Es handelt sich um eine klassische Meldung, die dann bundesweit Berücksichtigung in Zeitungen findet, wenn nicht gerade wieder ein betrunkener Einbrecher im falschen Bett eingeschlafen ist oder eine Würgeschlange im Klo einer alten Dame aufgetaucht ist. Möglicherweise haben hier (nachvollziehbar) etwas genervte und möglicherweise zudem jedenfalls prüde eingestellte örtliche Ermittlungsbeamte aus der Sicht ihres Alltages mal etwas "ganz, ganz Lustiges" erlebt, worüber sogleich dankbar berichtet worden ist.

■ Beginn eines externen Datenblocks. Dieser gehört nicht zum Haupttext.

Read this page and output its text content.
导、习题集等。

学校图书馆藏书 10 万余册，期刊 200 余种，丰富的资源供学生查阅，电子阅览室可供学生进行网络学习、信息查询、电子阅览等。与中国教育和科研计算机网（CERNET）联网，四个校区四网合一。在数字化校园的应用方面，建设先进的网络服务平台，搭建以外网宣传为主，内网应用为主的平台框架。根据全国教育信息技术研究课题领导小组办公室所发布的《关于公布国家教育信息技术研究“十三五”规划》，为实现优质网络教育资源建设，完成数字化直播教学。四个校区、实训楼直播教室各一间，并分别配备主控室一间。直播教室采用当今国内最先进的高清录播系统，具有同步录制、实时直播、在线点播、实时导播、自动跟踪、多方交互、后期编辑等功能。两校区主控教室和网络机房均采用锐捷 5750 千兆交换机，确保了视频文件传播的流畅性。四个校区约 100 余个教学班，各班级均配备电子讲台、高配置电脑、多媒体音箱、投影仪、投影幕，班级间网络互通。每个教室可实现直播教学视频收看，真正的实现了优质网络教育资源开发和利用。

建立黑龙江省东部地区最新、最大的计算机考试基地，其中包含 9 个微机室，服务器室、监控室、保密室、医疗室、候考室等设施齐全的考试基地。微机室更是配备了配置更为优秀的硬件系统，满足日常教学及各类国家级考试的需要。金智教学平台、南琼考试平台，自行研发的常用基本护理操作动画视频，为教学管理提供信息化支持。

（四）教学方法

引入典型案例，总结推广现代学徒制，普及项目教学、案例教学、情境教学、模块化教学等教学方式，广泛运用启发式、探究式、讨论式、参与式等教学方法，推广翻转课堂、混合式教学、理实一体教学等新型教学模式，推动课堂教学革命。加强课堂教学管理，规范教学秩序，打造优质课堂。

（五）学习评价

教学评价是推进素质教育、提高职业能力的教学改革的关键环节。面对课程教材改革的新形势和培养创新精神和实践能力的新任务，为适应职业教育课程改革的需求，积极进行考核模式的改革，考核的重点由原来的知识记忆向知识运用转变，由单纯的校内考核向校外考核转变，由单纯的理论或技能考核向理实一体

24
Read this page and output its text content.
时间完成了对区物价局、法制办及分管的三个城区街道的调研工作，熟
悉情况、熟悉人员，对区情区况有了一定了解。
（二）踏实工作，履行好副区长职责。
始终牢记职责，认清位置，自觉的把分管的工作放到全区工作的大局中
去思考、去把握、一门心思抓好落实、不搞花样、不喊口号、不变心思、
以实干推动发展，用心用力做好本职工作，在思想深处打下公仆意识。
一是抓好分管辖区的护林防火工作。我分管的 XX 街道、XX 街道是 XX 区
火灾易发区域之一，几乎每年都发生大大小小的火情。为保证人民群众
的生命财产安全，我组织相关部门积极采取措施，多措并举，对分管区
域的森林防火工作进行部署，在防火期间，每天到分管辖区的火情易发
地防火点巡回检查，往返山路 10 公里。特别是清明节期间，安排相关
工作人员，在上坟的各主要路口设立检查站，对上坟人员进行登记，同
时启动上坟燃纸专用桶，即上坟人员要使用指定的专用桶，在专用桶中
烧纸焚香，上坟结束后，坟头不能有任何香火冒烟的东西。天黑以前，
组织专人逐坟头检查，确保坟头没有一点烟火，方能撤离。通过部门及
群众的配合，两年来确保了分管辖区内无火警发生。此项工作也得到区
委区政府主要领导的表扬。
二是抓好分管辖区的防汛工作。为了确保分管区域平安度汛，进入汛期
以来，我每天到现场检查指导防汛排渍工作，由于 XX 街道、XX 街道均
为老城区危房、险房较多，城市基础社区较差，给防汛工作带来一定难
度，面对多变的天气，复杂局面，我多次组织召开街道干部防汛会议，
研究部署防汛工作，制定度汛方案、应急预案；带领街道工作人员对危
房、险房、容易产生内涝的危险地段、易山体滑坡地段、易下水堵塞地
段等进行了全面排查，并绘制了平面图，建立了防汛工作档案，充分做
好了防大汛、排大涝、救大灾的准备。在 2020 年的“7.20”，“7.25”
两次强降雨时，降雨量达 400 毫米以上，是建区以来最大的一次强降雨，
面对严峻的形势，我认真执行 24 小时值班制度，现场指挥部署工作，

Die Facebook - Kommentare der Leserschaft sind allerdings ziemlich eindeutig, Haupttenor: Gähn! Wen interessiert, wen kümmert das?
Gleichwohl ist wie folgt an den schreibenden Redakteur, die Redaktion und die Polizeidienststelle geschrieben worden. Eine Antwort liegt noch nicht vor.
Sehr geehrte Damen und Herren,
leider hatte ich am Wochenende einen Anlass, mich über die Berichterstattung der Landeszeitung und die polizeiliche Pressearbeit zu ärgern. Grund hierfür ist ein Artikel vom 19.03.2016 darüber, dass in Osterrönfeld ein "Nackt-Phantom" gefasst worden sei.
Vorab: Die konkreten Fälle sind mir nicht bekannt. Ich beziehe mich lediglich auf die Presseveröffentlichungen, die mir sicherlich auch nur auszugsweise und nicht umfänglich bekannt sind. Indes: Wer abends nackt durch ein Gewerbegebiet läuft und auf fremde Grundstücke hüpft, der hat sicherlich persönliche und nun zu recht bald auch juristische Probleme. Hier gibt es nichts zu beschönigen, so dass auch die Verunsicherung in der Bürgerschaft und die polizeiliche Ermittlungsarbeit gut nachzuvollziehen sind.
In seiner Allgemeinheit ist der Presseartikel mitsamt des Zitates des Polizeisprechers allerdings fehlerhaft.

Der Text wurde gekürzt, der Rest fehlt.